From: Jason Gunthorpe

Date: Thu Feb 26 2026 - 14:15:59 EST


On Thu, Feb 26, 2026 at 12:19:52AM -0800, Ackerley Tng wrote:
> Sean Christopherson <seanjc@xxxxxxxxxx> writes:
>
> > On Wed, Feb 25, 2026, Alexey Kardashevskiy wrote:
> >> For the new guest_memfd type, no additional reference is taken as
> >> pinning is guaranteed by the KVM guest_memfd library.
> >>
> >> There is no KVM-GMEMFD->IOMMUFD direct notification mechanism as
> >> the assumption is that:
> >> 1) page stage change events will be handled by VMM which is going
> >> to call IOMMUFD to remap pages;
> >> 2) shrinking GMEMFD equals to VM memory unplug and VMM is going to
> >> handle it.
> >
> > The VMM is outside of the kernel's effective TCB. Assuming the VMM will always
> > do the right thing is a non-starter.
>
> I think looking up the guest_memfd file from the userspace address
> (uptr) is a good start

Please no, if we need complicated things like notifiers then it is
better to start directly with the struct file interface and get
immediately into some guestmemfd API instead of trying to get their
from a VMA. A VMA doesn't help in any way and just complicates things.

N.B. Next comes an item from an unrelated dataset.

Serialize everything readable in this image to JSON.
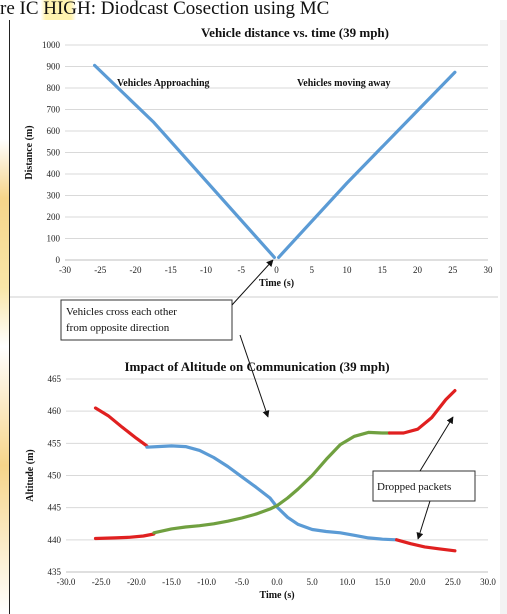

> I didn't think of this before LPC but forcing unmapping during
> truncation (aka shrinking guest_memfd) is probably necessary for overall
> system stability and correctness, so notifying and having guest_memfd
> track where its pages were mapped in the IOMMU is necessary. Whether or
> not to unmap during conversions could be a arch-specific thing, but all
> architectures would want the memory unmapped if the memory is removed
> from guest_memfd ownership.

Things like truncate are a bit easier to handle, you do need a
protective notifier, but if it detects truncate while an iommufd area
still covers the truncated region it can just revoke the whole
area. Userspace made a mistake and gets burned but the kernel is
safe. We don't need something complicated kernel side to automatically
handle removing just the slice of truncated guestmemfd, for example.

If guestmemfd is fully pinned and cannot free memory outside of
truncate that may be good enough (though somehow I think that is not
the case) - and I don't understand what issues Intel has with iommu
access.

Jason